Facebook wants us to control its AR glasses with electrical impulses from our minds


Augmented reality is an intriguing technology with some exciting potential. Companies like Microsoft, Apple, and Facebook have projects in various stages of development. As they continue figuring out how to make the tech accessible to the average consumer, they have to figure out how we will control them.
Facebook has been seriously working on augmented reality technology since as at least 2019. Last year, it revealed it has a working AR “research platform” it calls “Project Aria.” The latest fruit of that work is a conceptual wristband controller that reads users’ nerve signals.

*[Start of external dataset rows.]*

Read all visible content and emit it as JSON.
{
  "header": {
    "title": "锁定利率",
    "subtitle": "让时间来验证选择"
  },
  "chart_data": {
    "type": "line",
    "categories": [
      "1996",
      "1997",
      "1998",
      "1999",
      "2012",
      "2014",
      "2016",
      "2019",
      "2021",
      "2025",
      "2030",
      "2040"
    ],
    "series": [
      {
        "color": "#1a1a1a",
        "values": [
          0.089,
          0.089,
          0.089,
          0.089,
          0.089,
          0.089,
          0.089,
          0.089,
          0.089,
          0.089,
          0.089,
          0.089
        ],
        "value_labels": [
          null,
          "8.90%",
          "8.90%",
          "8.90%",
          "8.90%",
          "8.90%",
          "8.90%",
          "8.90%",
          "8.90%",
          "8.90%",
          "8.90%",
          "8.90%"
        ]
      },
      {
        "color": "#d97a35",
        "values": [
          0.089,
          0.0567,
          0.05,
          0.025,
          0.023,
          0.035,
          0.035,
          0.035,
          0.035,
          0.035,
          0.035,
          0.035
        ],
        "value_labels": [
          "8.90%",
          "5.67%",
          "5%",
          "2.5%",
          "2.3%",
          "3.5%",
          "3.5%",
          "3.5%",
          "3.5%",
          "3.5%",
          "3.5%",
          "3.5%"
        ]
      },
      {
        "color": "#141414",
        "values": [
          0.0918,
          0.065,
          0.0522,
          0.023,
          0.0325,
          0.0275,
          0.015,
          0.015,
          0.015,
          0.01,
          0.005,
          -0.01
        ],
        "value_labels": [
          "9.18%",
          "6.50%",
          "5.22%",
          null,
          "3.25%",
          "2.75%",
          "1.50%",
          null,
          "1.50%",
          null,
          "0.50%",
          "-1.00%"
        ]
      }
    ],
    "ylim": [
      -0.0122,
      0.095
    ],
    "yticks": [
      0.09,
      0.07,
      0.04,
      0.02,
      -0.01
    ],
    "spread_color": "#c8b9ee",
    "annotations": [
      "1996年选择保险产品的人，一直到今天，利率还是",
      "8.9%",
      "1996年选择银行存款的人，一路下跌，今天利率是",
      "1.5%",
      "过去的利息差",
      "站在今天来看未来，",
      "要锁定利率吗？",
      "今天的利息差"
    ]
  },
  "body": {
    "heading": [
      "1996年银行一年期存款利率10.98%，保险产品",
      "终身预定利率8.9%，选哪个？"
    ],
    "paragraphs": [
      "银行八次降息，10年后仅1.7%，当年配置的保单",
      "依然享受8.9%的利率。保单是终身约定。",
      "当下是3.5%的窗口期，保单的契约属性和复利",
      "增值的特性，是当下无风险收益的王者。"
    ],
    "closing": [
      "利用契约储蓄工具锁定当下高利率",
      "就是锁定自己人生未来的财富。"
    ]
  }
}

Facebook Reality Labs’ goal is to develop an “easy-to-use, reliable, and private” human-computer interface (HCI). The last thing users want when using AR glasses and interacting with the real world is to be carrying around a large device to manipulate virtual elements. Users will want something subtle, like slight gestures or ideally invisible impulses, to interact with their augmented realities. FRL is working on the former with the goal of the latter.

“Our north star [is] to develop ubiquitous input technology — something that anybody could use in all kinds of situations encountered throughout the course of the day.”

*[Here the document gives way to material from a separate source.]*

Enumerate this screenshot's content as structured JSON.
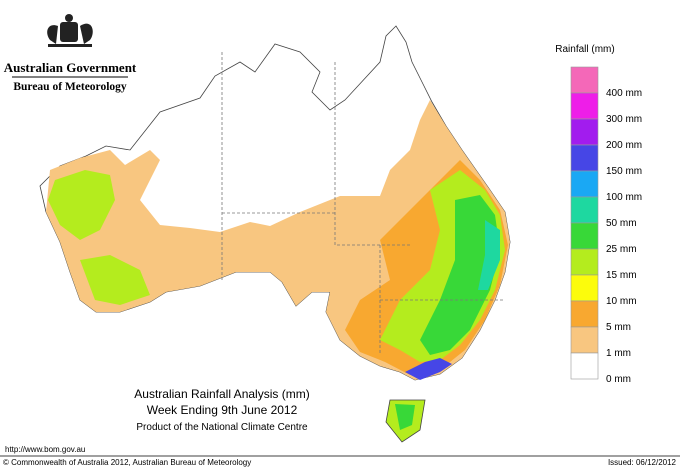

Its “research prototype” wristbands use electromyography (EMG) to intercept nerve impulses sent by the brain to the hands. Onboard AI then interprets the signals into “digital commands.” One may think of it as another form of gesture control; only in this instance, the sensors track one’s invisible nerve signals rather than one’s visible finger or hand movements.

Facebook’s research prototype easily reads the electrical signals while performing more discrete movements than are required by traditional gesture tracking. It further hopes advancements lead to sensors that interpret impulses so fast that the action is performed before or without the user completing the gesture.

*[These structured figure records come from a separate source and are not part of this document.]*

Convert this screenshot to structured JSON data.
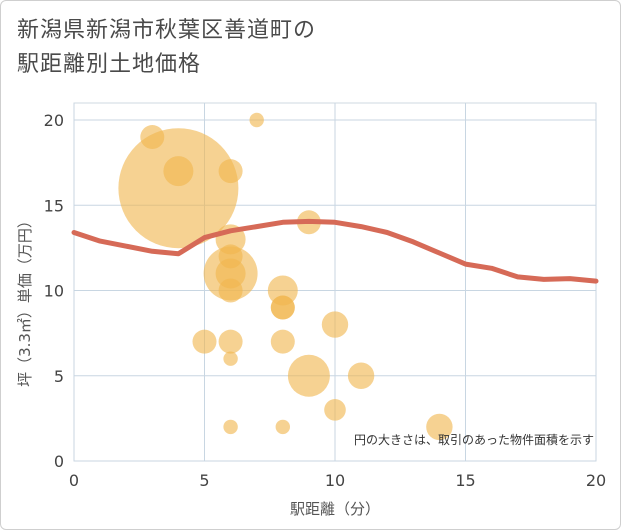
{
  "chart_data": {
    "type": "scatter",
    "title_lines": [
      "新潟県新潟市秋葉区善道町の",
      "駅距離別土地価格"
    ],
    "xlabel": "駅距離（分）",
    "ylabel": "坪（3.3㎡）単価（万円）",
    "xlim": [
      0,
      20
    ],
    "ylim": [
      0,
      20
    ],
    "xticks": [
      0,
      5,
      10,
      15,
      20
    ],
    "yticks": [
      0,
      5,
      10,
      15,
      20
    ],
    "grid": true,
    "note": "円の大きさは、取引のあった物件面積を示す",
    "colors": {
      "bubble": "#f0b64f",
      "line": "#d66a57",
      "grid": "#c8d6e2"
    },
    "bubbles": [
      {
        "x": 3,
        "y": 19,
        "size": 2
      },
      {
        "x": 4,
        "y": 16,
        "size": 10
      },
      {
        "x": 4,
        "y": 17,
        "size": 2.5
      },
      {
        "x": 6,
        "y": 17,
        "size": 2
      },
      {
        "x": 7,
        "y": 20,
        "size": 1.2
      },
      {
        "x": 6,
        "y": 13,
        "size": 2.5
      },
      {
        "x": 6,
        "y": 12,
        "size": 2
      },
      {
        "x": 6,
        "y": 11,
        "size": 4.5
      },
      {
        "x": 6,
        "y": 11,
        "size": 2.5
      },
      {
        "x": 6,
        "y": 10,
        "size": 2
      },
      {
        "x": 5,
        "y": 7,
        "size": 2
      },
      {
        "x": 6,
        "y": 7,
        "size": 2
      },
      {
        "x": 6,
        "y": 6,
        "size": 1.2
      },
      {
        "x": 6,
        "y": 2,
        "size": 1.2
      },
      {
        "x": 8,
        "y": 10,
        "size": 2.5
      },
      {
        "x": 8,
        "y": 9,
        "size": 2
      },
      {
        "x": 8,
        "y": 9,
        "size": 2
      },
      {
        "x": 8,
        "y": 7,
        "size": 2
      },
      {
        "x": 8,
        "y": 2,
        "size": 1.2
      },
      {
        "x": 9,
        "y": 14,
        "size": 2
      },
      {
        "x": 9,
        "y": 5,
        "size": 3.5
      },
      {
        "x": 10,
        "y": 8,
        "size": 2.2
      },
      {
        "x": 10,
        "y": 3,
        "size": 1.8
      },
      {
        "x": 11,
        "y": 5,
        "size": 2.2
      },
      {
        "x": 14,
        "y": 2,
        "size": 2.2
      }
    ],
    "trend": {
      "x": [
        0,
        1,
        2,
        3,
        4,
        5,
        6,
        7,
        8,
        9,
        10,
        11,
        12,
        13,
        14,
        15,
        16,
        17,
        18,
        19,
        20
      ],
      "y": [
        13.4,
        12.9,
        12.6,
        12.3,
        12.15,
        13.1,
        13.5,
        13.75,
        14.0,
        14.05,
        14.0,
        13.75,
        13.4,
        12.85,
        12.2,
        11.55,
        11.3,
        10.8,
        10.65,
        10.7,
        10.55
      ]
    }
  }
}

“The signals through the wrist are so clear that EMG can understand finger motion of just a millimeter,” said FRL. “That means input can be effortless. Ultimately, it may even be possible to sense just the intention to move a finger.”

Ultimately EMG controllers could lead to enhanced reaction times and performing actions without physically going through the motions. Imagine how much faster you could type if you only had to think about moving your fingers without actually having to do so. Add to that an AI that adapts to your typing style and corrects your typos on the fly.

“The result is a keyboard that slowly morphs to you, rather than you and everyone else in the world learning the same physical keyboard. This will be faster than any mechanical typing interface, and it will be always available because you are the keyboard.”

Facebook’s concept is not the first time we’ve seen electromyography used to control a device. Prosthetics manufacturers have been working on EMG and neural interfaces for quite some time. It will be interesting to see the tech developed for the general consumer market.